Im liturgischen Kalender der Kirche werden Heilige entweder mit einem „Gedenktag“ , einem „Festtag“ (festum) oder einem „Hochfest“ (sollemnitas) gewürdigt. Die Aufwertung von einem Gedenktag zu einem Festtag hat große Bedeutungskraft.

Bislang gab es bereits 15 Gedenktage am gleichen Datum, dem 22. Juli, wovon nur ihrer ein gebotener war, also obligatorisch. Wenn etwa die Messe nun an ihrem Tag gefeiert wird, dann sind die Texte der Messfeier – wie im Stundenbuch – weiter gleich; hinzu kommt aber eine eigene Präfation für den neuen Festtag, und das Gloria wird gesungen.

Im derzeitigen kirchlichen Kontext, schreib Erzbischof Roche weiter, lade die Aufwertung ein, „tiefer über die Würde der Frauen nachzudenken, die Neu-Evangelisierung und die Größe und das Geheimnis von Gottes Barmherzigkeit.“

Quelle: Dieser Artikel erschien auf dem Nachrichtenportal CNA und darf mit freundlicher Genehmigung auf The Cathwalk weiterverbreitet werden.

2 Kommentare

  1. Wie im Beitrag schon eingangs richtig erwähnt wird, gibt es für Maria von Magdala schon lange die Ehrenbezeichnung „Apostelin der Apostel“. Sie ist zuerst wohl im 3. Jahrhundert im Kommentar zum „Hohelied“ des hl. Kirchenvaters Hippolyt von Rom belegt, bezog sich damals aber noch auf alle Frauen, die vom leeren Grab berichteten, nicht nur auf Maria von Magdala. Der Zeitpunkt der ersten Erwähnung der Bezeichnung „Apostelin der Apostel“ im 3. Jahrhundert in einem exegetischen Kommentar macht auch einen Unterschied zum Apostolat der Zwölf deutlich: Es ist eine außerbiblische Ehrenbezeichnung aufgrund einer Textexegese. Damit ist dieses „Apostolat“ neben dem Apostolat des Zwölferkreises und dem Apostolat im weiteren Sinn, das sich in der Bibel findet, z.B. für Junia(s) (Röm 16,7), ein drittes und spezielleres „Apostolat“, mit dem – dem Johannesevangelium zufolge – Christus oder – den Synoptikern zufolge – ein oder mehrere Engel – Maria von Magdala (und die anderen Frauen) betraut hat: von seiner Auferstehung den Jüngern zu berichten. Das weist auf den großen Glauben und die Liebe der Maria von Magdala (und der anderen Frauen) zu Christus hin, ist aber nicht mit dem Apostolat der Zwölf zu verwechseln, das die Führung der Weltmission einschloß (Mt 28, 16ff.).

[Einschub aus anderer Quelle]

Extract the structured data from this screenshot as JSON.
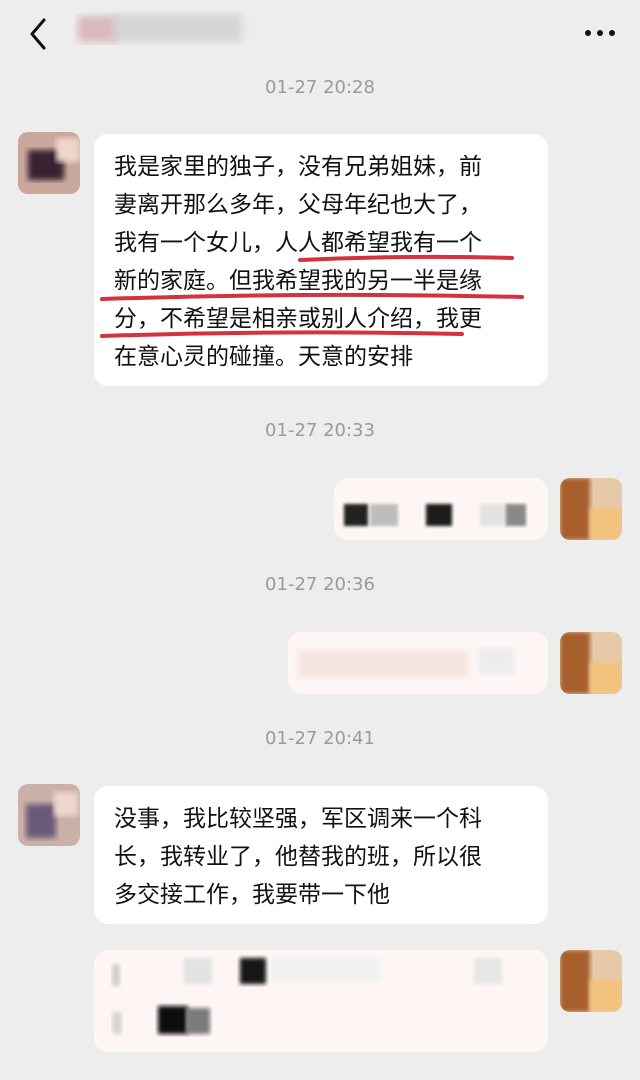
{
  "header": {
    "back_icon": "chevron-left-icon",
    "more_icon": "ellipsis-icon"
  },
  "timestamps": [
    "01-27 20:28",
    "01-27 20:33",
    "01-27 20:36",
    "01-27 20:41"
  ],
  "messages": [
    {
      "side": "incoming",
      "lines": [
        "我是家里的独子，没有兄弟姐妹，前",
        "妻离开那么多年，父母年纪也大了，",
        "我有一个女儿，人人都希望我有一个",
        "新的家庭。但我希望我的另一半是缘",
        "分，不希望是相亲或别人介绍，我更",
        "在意心灵的碰撞。天意的安排"
      ],
      "underline_color": "#d3323f"
    },
    {
      "side": "incoming",
      "lines": [
        "没事，我比较坚强，军区调来一个科",
        "长，我转业了，他替我的班，所以很",
        "多交接工作，我要带一下他"
      ]
    }
  ],
  "colors": {
    "background": "#ededed",
    "bubble_in": "#ffffff",
    "bubble_out": "#fdf6f4",
    "timestamp": "#9a9a9a",
    "underline": "#d3323f"
  }
}
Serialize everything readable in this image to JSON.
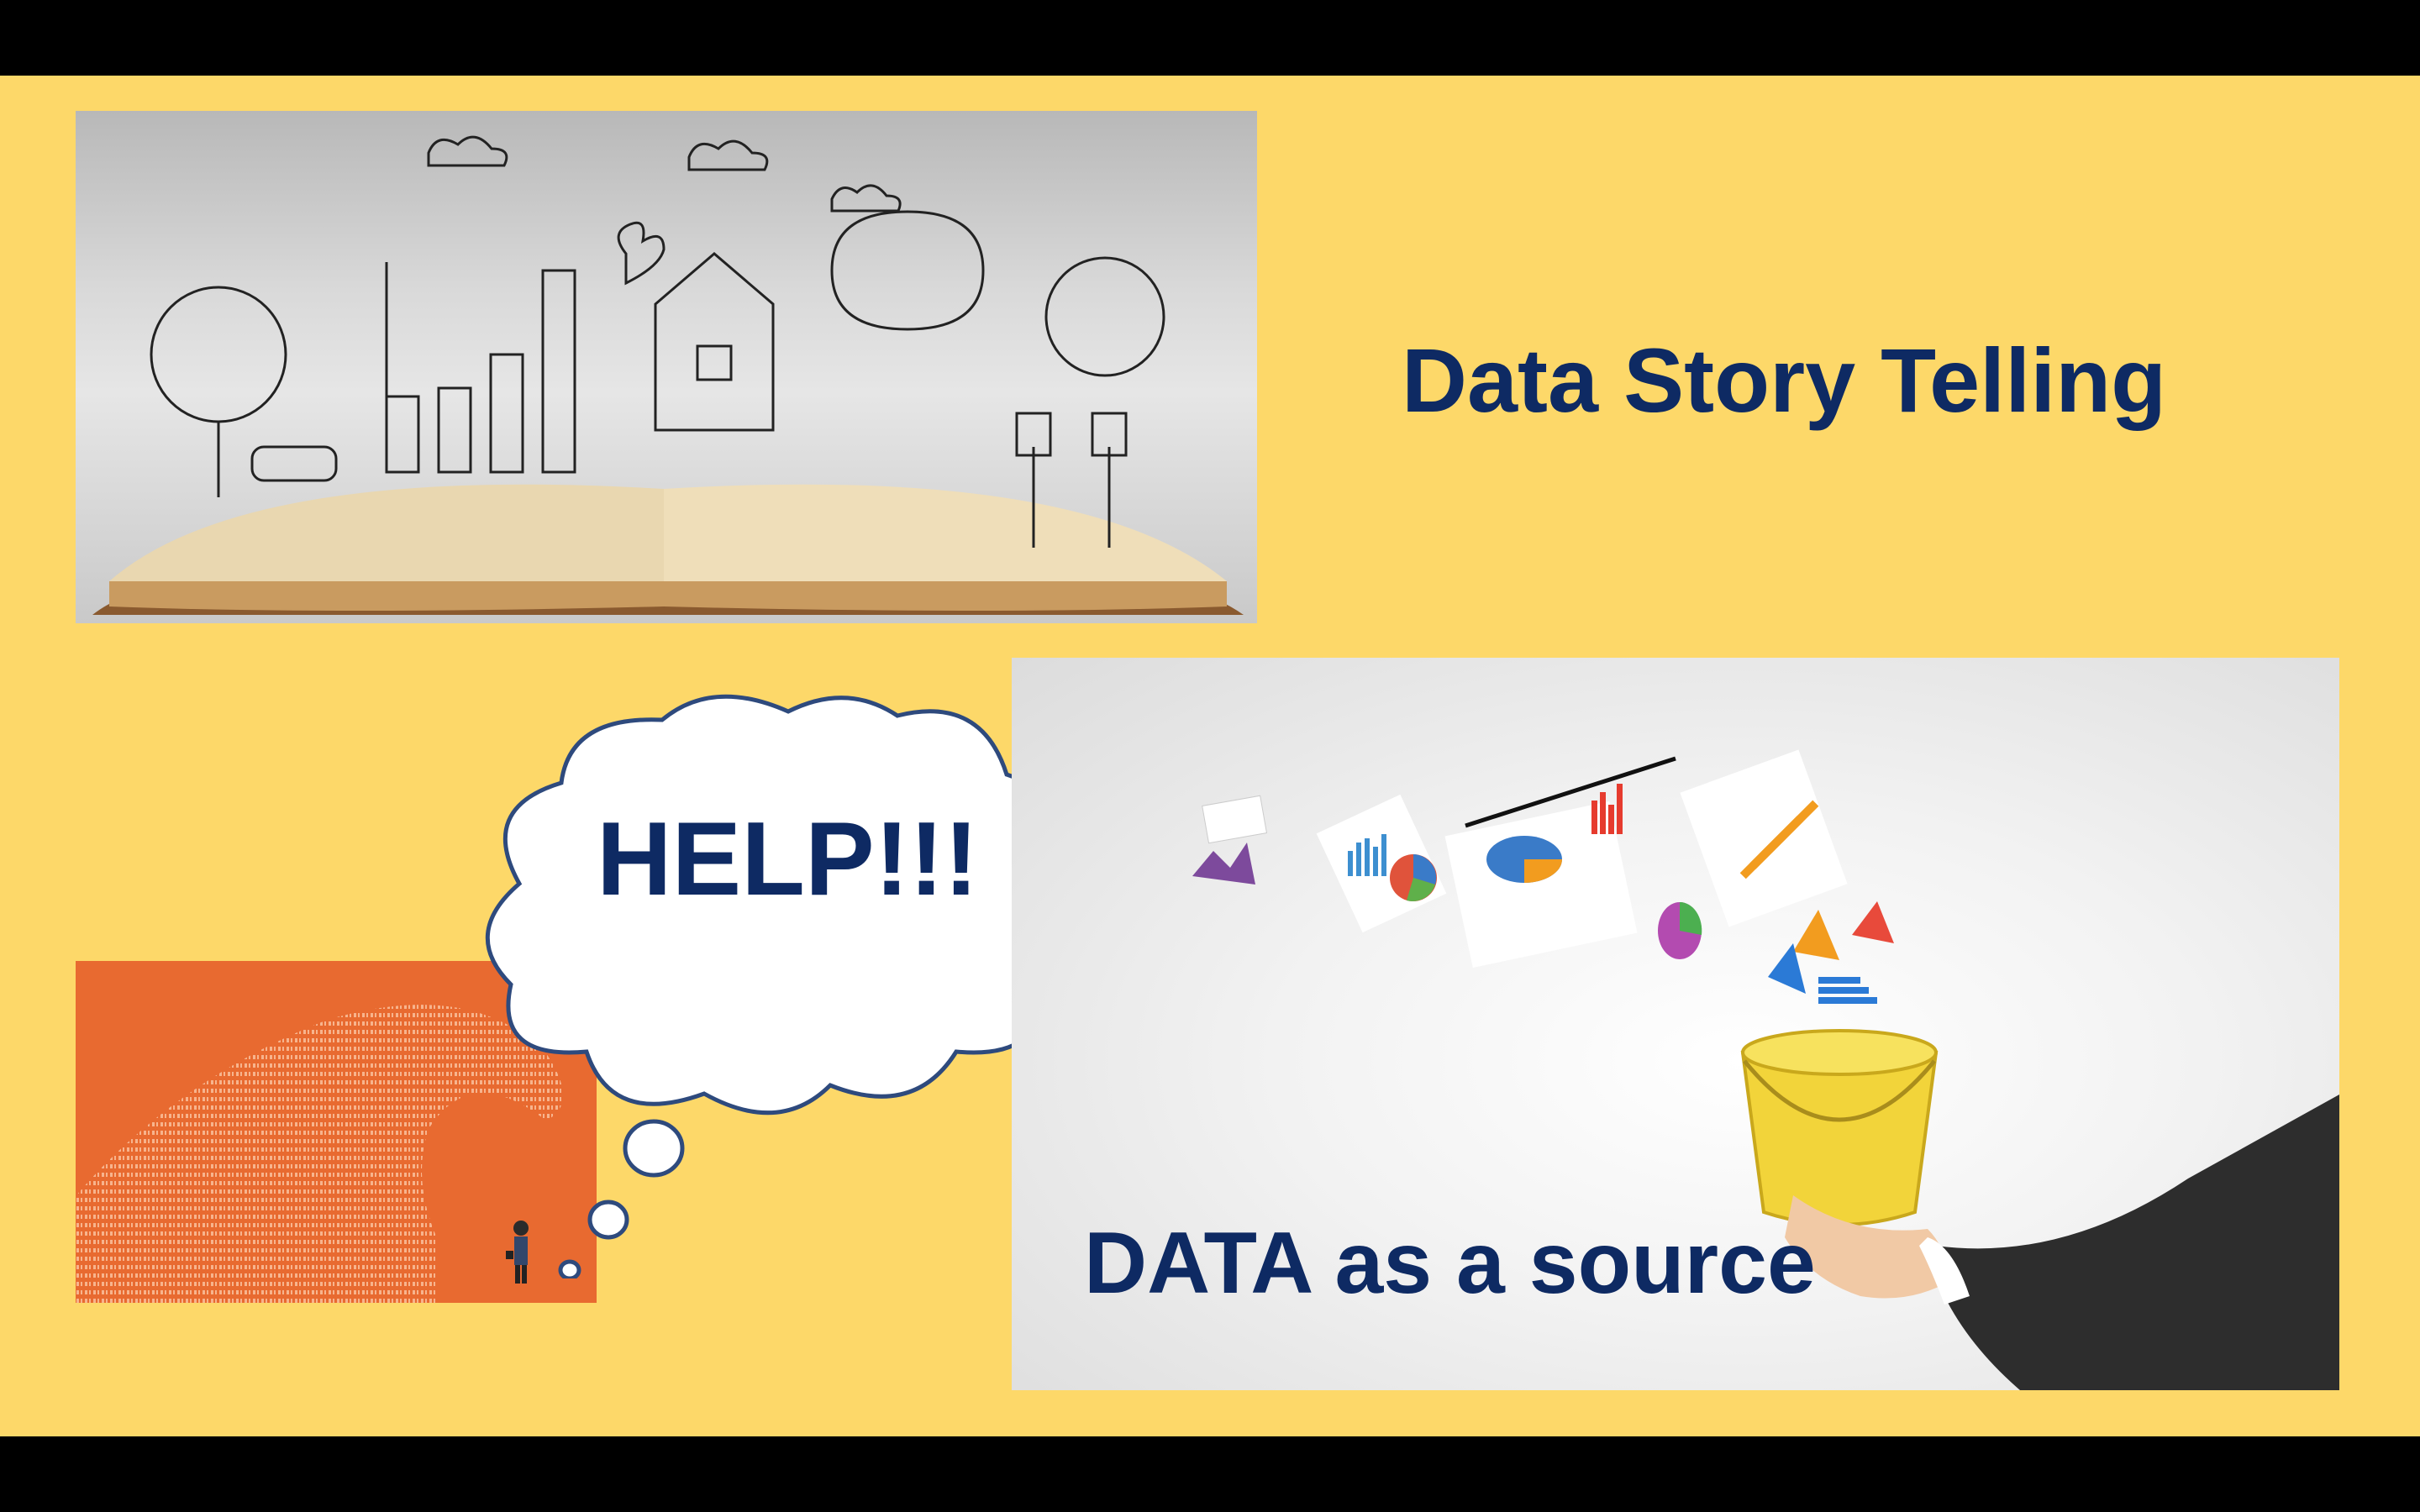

  2. Hier ist eines aber bedeutsam: Sie ist einerseits Apostelin wie die anderen, wenn auch nicht im formellen Rahmen. Sie ist aber nicht einfach nur Verkünderin der Auferstehungsbotschaft, sondern ihr Amt war es, die männlichen Apostel darüber zu belehren. Das macht die Brisanz aus und stellt sie letzteren sogar voran.

    Frühe Kirchenväter haben das sehr gut begriffen und auch ausgedrückt – etwa Hippolyt von Rom. „Eva ist Apostelin (für die Männer) geworden – welch ein Trost!“ schrieb er. Dass die Männer ihr nicht glauben, hebt er hervor und Jesu harte Mahnung an die Männer, sie seien „verstockt“ gegen die gewesen, die er ihnen gesandt habe…

    Wenn man sich überlegt, dass es Evas ursprüngliche Aufgabe – dem Mann gegenüber – gewesen war, dies zu sein, dann hat das viel mehr Sprengkraft, als wir es wahrhaben wollen: dieses „Hilfesein“ der Frau ist exakt das, was sich in der Gottesmutter widerspiegelt: Sie ist Beistand, Hilfe, Advocata, Gefährtin – nicht untergeordnete „Gehilfin“. Auch Maria steht eindeutig nach der Lehre der Kirche weit über den Aposteln und Engeln. Passend dazu auch Jesu ausdrücklicher Verweis darauf, dass „im Anfang“ es so war, dass ein Mann Vater und Mutter verlässt und sich an seine Frau bindet – nicht umgekehrt…

    Da stecken echte Mysterien drin in dem Thema, und die plumpe Sichtweise der Fluchordnung, die die Kirche leider eben doch in großen Teilen weitererhalten oder wieder eingeführt hat, ist wie ein Bann der Sünde über unseren Augen, die die Schönheit der ursprünglichen Ordnung schlicht nicht verkraften.

    Ich freue mich über die Aufwertung des Gedenktages zum Fest!